Google and Microsoft have authenticator apps, while biometrics such as fingerprints or facial recognition, are also useful authentication methods. “If having a single point or mechanism of authentication is a bad thing because it can be compromised in some way, having multiple means is generally better,” says Johnstone.
That’s something Thales Group, the international conglomerate that protects seven in ten credit and debit card transactions worldwide, knows too well. “We’ve never been in this situation before,” says Howard Berg, senior vice president at Gemalto, a Thales company. “If you had something highly confidential to discuss, you’d arrange a meeting and see them face to face. Suddenly that’s not available to us.”
Thales employees have long used a smartcard similar to a credit card, inserted into a reader or directly into a PC, to authenticate users. The card cross-checks certificates with the device. If there’s a match, the connection to Thales’ internal network is made.

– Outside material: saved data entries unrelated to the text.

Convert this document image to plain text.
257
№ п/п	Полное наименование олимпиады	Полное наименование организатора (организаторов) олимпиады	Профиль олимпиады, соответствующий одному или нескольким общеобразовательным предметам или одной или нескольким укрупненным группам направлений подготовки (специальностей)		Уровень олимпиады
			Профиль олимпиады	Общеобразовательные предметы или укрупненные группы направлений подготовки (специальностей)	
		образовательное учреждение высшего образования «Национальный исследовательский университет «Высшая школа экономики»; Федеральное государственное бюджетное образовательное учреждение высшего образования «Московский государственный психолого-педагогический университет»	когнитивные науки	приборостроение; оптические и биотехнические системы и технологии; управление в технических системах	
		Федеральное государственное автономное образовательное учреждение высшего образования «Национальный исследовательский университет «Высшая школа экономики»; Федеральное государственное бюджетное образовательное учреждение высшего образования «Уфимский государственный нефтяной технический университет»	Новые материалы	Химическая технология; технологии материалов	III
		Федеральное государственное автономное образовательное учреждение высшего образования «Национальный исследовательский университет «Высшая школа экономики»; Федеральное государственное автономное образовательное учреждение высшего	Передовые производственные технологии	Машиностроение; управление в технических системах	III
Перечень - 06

The ‘new normal’ in the coronavirus outbreak
It’s not just working from home, but also approving vital loans that now require alternative authentication methods. Hitachi Capital, one of the UK’s leading business finance providers and a partner in disbursing the UK government’s coronavirus business interruption loans scheme (CBILS), used legally to verify applicants for loans in person. Now that’s not possible.
“As a partner in CBILS, we knew we needed a digital way to validate applicant identity for the vast majority of our business, which is handled indirectly via partners,” says Jo Morris of Hitachi Capital Business Finance.
Hitachi has started using a twostep verification system, which cross-checks an identification document such as a passport with a “live” video selfie on a web-based platform provided by Nomidio, a biometric authentication service. The video prevents scamming the system. The approval process takes a minute.
“We’re able to deliver a consistent ID check that’s comparable to, if not even more convenient and secure, than our face-to-face process used pre-coronavirus,” says Morris, who expects to use the Nomidio system after COVID-19.
She’s not alone. “I think behaviour will change dramatically after this,” says Berg. “We will probably have a different understanding of how we communicate when we’re not face to face.”
There’ll be extra layers of authentication, whether using biometrics, codes or external devices like cards, more security built into the devices that we use to access communications systems and servers, and even other indicators, such as geolocation or behavioural biometrics, including the way we type or talk, to verify the person accessing systems is who they claim to be.
“We’re suddenly in a situation where we’re totally reliant on the world around us,” says Berg, “and we’re not able to do things physically as we always have.”